Dustin Aaron Moskovitz est l’un des plus jeunes milliardaires du monde. Peu après avoir quitté Facebook en 2008, il décide, avec sa compagne, de lancer sa propre fondation, dans l’espoir, d’après le site d’Open Philantropy, « de donner l’ensemble de sa fortune de son vivant pour aider l’humanité à prospérer ».

C’est avec cette idée qu’Open Philanthropy accorde alors, en novembre 2017, un don de 1,14 million d’euros à L214, dans le cadre de ses actions sur le bien-être animal.
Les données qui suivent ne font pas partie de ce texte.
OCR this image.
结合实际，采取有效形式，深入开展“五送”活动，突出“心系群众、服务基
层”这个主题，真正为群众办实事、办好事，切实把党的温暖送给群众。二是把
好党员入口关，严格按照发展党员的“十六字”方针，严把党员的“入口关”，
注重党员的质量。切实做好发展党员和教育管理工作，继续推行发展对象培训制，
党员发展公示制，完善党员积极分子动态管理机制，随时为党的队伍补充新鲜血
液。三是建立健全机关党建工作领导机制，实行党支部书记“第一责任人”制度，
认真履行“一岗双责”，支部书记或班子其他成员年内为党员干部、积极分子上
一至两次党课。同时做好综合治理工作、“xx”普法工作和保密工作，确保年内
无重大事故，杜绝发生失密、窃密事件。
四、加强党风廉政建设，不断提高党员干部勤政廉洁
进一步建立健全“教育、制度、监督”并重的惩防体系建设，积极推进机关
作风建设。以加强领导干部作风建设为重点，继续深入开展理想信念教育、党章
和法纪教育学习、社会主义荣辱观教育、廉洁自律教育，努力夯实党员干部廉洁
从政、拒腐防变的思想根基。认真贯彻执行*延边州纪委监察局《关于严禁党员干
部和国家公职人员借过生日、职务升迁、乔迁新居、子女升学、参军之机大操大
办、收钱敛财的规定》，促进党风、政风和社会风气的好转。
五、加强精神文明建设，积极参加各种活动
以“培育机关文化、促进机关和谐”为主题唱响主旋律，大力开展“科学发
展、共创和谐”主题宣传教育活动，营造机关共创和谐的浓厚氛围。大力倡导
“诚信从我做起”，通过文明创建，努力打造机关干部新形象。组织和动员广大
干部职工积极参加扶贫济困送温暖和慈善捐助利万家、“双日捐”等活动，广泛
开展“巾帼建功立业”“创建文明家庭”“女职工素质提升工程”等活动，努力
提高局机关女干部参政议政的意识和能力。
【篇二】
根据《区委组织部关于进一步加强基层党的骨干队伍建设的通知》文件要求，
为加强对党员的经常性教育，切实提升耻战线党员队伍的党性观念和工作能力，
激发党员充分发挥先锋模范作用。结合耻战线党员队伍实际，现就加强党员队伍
Mais ce don s’inscrit dans un projet bien plus large.

Action et formation

D’après l’article du site de la fondation, le financement de l’association française est justifié par plusieurs actions, dont « une campagne pour défendre une consommation réduite de poulets de chair », ainsi qu’une autre campagne « pour développer de meilleurs standards d’élevage ».

Capture d’écran sur le site d’Open Philanthropy. © GFA

Dernier objectif, un « nouveau campus permettant de développer les compétences en informatique, en formation, et en levée de fonds ». Le don, ajoute la fondation, doit être utilisé sous deux ans.

Le rapport du commissaire aux comptes a été exhumé par le site no-vegan.com avant d’être relayé sur les réseaux sociaux. Mais il est bien disponible sur le site du Journal officiel de la direction de l’information légale et administrative du Premier ministre, et reprend très exactement les points soulevés par Open Philanthropy.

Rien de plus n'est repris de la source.